Говард Байт сердито гмыкнул.
– Какая же противоположность, когда тебе его тоже жаль. Голову даю, – продолжал он, – ты и этого бросишься спасать.
Но она покачала головой:
– Не брошусь. Правда, случай такой же прозрачный. Знаешь, что он сделал?
– Сделал? Вся трудность, насколько могу судить, в том и состоит, что он ничего не способен сделать. Ему надо бить в одну точку. Пусть накропает вторую пьеску.
– Зачем? Для него главное – быть известным, а он уже известен. И теперь для него главное – это стать клиентом тридцати семи пресс-агентств Англии и Америки и, подписав с ними договор, сидеть дома в ожидании результатов и прислушиваться, не стучит ли почтальон. Вот тут и начинается трагедия – нет результатов. Не стучится почтальон к Мортимеру Маршалу. А когда тридцать семь пресс-агентств в необозримом англоязычном мире тщетно листают миллионы газет – на что идет солидный кус личного состояния мистера Маршала, – такая «ирония» жестоко бьет по его нервам; он уже смотрит на каждого как на виноватого и взглядом, от которого бросает в дрожь. Самые большие надежды он, разумеется, возлагал на американцев, и они-то сильнее всего его подвели. Молчат как могила, и с каждым днем все глубже и безнадежнее, если молчание могилы может быть глубже и безнадежнее. Он не верит, что эти тридцать семь агентств ищут с должной тщательностью, с должным упорством, и пишет им, полагаю, сердитые письма, вопрошая, за что, так их и эдак, он, по их мнению, платит им свои кровные. Ну а им, беднягам, что прикажешь делать?
– Что? Опубликовать его сердитые письма. Этим они, по крайней мере, нарушат молчание, что будет ему приятнее, чем ничего.
Вот это да! Мод, видимо, была поражена.
– И в самом деле приятнее, честное слово, – согласилась она, но тут же, подумав, добавила: – Нет, они побоятся. Они же каждому клиенту гарантируют что-нибудь о нем найти. Заявляют – и в этом их сила – всегда что-то найдется. Признать, что дали маху, они не захотят.

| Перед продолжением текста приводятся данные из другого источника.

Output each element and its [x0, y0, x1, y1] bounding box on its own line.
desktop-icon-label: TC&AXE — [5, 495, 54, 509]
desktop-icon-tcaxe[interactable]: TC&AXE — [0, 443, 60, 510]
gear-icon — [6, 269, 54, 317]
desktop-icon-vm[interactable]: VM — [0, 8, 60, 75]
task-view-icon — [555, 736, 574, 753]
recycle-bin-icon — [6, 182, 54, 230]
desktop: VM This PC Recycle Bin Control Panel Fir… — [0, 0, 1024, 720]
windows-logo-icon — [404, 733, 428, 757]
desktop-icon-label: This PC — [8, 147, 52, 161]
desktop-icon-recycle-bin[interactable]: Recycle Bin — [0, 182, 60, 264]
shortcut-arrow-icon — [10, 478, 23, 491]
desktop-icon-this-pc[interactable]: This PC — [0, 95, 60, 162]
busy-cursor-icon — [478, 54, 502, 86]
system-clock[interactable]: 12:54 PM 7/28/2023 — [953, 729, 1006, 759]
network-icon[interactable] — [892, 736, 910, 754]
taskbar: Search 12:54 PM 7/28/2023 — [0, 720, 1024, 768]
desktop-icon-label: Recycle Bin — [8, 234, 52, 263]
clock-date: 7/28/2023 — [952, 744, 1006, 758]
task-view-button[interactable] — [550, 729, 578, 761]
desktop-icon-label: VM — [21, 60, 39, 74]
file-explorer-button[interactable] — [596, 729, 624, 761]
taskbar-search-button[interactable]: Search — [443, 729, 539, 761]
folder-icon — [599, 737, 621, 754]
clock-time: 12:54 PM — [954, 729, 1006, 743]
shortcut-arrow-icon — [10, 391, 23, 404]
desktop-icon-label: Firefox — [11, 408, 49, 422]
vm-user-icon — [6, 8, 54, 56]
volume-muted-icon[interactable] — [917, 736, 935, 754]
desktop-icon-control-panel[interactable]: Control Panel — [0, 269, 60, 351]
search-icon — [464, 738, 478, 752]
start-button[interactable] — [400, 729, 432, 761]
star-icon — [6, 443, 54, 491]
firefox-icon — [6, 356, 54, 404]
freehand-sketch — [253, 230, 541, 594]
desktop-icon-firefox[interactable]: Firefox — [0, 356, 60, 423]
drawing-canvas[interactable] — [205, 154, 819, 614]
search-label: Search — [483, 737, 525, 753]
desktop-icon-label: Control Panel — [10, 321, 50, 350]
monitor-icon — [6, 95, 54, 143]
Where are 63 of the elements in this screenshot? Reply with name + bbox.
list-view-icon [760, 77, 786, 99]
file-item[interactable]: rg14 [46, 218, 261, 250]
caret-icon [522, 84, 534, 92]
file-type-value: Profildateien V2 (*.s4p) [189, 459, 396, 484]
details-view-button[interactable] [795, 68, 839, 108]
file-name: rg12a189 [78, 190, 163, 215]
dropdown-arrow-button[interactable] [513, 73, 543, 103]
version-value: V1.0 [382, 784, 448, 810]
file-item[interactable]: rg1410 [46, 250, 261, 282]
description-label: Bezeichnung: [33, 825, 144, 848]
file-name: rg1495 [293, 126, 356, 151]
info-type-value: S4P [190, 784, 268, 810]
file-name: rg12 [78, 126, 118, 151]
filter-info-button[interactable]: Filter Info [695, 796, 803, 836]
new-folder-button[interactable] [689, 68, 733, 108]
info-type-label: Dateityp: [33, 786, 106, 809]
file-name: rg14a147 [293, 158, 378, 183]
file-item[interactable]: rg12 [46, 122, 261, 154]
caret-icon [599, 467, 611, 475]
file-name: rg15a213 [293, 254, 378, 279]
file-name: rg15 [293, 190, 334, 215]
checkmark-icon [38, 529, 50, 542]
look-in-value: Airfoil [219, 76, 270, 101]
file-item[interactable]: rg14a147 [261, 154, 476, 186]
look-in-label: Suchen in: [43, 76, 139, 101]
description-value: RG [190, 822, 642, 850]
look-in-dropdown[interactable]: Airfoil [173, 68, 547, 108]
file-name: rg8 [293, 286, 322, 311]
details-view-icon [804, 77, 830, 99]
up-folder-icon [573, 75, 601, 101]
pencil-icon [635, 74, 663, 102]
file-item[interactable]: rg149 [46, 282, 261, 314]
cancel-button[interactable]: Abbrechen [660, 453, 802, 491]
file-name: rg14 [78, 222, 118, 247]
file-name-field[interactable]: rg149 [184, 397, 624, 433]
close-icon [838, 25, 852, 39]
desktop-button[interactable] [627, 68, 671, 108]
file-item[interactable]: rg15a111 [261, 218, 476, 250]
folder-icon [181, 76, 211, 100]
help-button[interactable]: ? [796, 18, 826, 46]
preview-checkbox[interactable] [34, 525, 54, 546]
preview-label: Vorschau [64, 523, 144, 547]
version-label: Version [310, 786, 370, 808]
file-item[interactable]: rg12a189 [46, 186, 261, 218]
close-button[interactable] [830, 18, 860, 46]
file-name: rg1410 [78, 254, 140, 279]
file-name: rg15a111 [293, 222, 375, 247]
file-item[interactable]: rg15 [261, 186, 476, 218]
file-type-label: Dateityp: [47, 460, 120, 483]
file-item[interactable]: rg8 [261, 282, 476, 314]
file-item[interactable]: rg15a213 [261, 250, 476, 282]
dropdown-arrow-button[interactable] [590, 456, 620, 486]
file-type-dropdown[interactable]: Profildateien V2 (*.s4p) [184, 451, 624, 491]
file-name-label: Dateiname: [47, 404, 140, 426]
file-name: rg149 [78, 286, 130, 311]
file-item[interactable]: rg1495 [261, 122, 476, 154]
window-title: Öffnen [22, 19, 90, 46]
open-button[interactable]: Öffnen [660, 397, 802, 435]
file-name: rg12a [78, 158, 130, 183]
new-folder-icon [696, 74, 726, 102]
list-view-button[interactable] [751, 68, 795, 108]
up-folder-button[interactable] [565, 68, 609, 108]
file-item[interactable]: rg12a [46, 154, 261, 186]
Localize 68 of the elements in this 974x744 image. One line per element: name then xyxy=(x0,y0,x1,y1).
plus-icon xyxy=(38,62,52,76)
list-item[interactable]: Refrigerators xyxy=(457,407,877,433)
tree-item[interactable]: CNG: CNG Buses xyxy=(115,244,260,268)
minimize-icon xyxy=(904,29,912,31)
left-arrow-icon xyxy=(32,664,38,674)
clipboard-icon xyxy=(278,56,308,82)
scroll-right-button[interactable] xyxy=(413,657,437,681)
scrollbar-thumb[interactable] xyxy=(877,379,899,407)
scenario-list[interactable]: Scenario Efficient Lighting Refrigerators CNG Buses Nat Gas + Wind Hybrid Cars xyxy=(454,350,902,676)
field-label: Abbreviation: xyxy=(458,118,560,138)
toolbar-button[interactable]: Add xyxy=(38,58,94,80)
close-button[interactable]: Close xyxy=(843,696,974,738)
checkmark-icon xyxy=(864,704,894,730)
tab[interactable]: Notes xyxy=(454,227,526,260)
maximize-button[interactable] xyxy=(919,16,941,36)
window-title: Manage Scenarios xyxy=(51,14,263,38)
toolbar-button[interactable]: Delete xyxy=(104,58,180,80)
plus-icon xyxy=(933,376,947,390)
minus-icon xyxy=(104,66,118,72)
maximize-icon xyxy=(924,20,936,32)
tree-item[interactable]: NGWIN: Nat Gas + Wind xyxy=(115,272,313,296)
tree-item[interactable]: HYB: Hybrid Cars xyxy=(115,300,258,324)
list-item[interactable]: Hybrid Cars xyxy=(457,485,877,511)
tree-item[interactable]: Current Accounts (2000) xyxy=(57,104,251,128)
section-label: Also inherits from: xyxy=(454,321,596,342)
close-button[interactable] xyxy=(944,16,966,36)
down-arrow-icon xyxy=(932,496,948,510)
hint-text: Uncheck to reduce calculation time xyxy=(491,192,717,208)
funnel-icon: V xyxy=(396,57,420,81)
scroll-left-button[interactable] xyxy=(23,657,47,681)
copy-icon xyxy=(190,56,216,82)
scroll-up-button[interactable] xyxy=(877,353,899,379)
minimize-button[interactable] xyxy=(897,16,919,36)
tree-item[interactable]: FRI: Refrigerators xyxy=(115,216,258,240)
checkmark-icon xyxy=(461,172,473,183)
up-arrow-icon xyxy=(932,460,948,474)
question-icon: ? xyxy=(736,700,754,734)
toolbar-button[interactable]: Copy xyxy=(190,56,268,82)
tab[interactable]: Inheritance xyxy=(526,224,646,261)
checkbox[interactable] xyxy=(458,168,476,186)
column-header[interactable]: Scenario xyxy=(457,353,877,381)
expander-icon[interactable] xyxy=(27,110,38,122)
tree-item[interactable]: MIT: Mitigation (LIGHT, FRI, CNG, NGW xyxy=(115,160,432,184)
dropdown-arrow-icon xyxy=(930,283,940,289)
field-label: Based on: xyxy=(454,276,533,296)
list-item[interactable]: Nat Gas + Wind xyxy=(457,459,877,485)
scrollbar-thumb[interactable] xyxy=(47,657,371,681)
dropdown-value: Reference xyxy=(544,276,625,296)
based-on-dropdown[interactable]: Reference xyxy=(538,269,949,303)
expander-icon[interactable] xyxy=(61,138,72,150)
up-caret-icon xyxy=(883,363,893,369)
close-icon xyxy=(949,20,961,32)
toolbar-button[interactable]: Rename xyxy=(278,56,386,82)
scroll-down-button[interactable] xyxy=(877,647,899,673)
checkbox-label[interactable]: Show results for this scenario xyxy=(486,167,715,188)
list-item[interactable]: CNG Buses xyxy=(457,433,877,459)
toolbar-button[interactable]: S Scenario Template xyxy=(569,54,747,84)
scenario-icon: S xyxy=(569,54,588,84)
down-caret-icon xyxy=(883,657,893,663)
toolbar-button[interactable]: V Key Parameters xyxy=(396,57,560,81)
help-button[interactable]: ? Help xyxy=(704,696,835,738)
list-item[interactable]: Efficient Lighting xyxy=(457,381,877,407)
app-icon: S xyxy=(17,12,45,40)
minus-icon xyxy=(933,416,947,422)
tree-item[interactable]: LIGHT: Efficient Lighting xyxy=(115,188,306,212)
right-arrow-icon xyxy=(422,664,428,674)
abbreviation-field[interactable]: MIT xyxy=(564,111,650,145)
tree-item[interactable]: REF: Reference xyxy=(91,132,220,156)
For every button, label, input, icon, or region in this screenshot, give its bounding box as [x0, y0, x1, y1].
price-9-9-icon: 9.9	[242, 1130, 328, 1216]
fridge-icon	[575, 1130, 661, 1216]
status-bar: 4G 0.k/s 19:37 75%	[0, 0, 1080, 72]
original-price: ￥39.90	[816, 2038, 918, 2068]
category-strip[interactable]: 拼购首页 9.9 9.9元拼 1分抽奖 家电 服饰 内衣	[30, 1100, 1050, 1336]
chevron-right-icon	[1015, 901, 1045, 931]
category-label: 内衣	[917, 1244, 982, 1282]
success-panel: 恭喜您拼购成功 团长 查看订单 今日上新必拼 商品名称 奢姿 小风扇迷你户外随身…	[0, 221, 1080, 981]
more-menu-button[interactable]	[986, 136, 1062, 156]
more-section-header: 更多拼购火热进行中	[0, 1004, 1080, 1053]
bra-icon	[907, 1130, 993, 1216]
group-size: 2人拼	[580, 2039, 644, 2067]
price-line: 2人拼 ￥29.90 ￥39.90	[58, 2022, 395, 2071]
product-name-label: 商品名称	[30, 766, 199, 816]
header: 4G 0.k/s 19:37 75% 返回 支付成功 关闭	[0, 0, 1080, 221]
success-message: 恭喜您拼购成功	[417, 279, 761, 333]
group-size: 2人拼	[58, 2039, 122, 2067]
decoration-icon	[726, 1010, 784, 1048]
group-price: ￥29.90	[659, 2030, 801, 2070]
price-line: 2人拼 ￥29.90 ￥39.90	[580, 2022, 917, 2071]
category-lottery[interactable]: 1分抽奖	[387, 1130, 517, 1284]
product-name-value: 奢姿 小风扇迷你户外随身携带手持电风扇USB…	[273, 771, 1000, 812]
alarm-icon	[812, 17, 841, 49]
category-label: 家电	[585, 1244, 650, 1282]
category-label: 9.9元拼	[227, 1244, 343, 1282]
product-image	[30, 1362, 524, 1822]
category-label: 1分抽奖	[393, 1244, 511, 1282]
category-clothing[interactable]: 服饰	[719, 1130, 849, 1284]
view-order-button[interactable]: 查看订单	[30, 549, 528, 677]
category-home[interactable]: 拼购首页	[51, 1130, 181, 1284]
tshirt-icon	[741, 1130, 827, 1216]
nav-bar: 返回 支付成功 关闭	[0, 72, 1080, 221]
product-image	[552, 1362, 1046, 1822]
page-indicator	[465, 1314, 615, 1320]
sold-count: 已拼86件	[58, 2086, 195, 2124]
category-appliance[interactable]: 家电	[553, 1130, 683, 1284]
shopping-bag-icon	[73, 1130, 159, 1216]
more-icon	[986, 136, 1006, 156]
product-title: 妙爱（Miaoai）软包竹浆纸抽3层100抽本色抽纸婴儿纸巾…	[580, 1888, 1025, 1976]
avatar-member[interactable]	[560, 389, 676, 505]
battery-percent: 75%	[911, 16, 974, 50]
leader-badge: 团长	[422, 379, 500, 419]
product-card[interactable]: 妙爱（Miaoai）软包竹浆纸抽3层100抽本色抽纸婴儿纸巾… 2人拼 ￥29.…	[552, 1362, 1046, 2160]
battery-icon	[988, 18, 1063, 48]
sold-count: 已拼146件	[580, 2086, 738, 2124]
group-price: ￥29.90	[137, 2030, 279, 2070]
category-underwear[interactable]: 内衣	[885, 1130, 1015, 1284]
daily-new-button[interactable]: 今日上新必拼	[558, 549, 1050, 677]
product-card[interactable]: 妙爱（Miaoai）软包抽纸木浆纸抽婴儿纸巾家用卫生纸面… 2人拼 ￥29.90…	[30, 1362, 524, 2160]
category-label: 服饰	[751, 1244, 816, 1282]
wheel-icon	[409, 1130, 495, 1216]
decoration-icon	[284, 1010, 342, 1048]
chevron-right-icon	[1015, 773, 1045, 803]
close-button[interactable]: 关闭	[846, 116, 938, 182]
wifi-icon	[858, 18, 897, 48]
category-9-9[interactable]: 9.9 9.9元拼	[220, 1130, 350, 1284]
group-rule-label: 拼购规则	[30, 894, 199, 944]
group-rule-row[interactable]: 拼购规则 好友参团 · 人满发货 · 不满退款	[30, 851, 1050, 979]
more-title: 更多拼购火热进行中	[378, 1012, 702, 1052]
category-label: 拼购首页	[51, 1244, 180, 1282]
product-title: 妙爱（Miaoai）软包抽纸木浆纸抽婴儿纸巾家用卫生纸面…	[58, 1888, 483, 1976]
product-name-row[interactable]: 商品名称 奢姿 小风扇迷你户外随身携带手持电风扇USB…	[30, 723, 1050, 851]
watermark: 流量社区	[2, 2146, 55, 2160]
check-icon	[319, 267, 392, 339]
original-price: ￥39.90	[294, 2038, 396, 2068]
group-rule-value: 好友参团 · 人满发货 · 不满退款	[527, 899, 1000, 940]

– Ну, в таком случае, – пожал плечами молодой человек, – если он не исхитрится разбить где-нибудь окно…
– Вот-вот. Тут он как раз рассчитывал на меня. И мне, по правде сказать, казалось, я сумею, иначе не стала бы напрашиваться на встречу. Думала, кривая вывезет. Но вот нет от меня никакого проку. Роковая неудачница. Не обладаю я легкой рукой, ничего не умею пробивать.
Она произнесла это с такой простодушной искренностью, что ее собеседник мгновенно отозвался.
– Вот те на! – чуть слышно пробормотал он. – Что за тайная печаль тебя гложет, а?
– Да, тайная печаль.
И она замкнулась, напряженная и помрачневшая, не желая, чтобы ее сокровенное обсуждалось в игриво-легкомысленном тоне. Тем временем над освещенной сценой наконец поднялся занавес.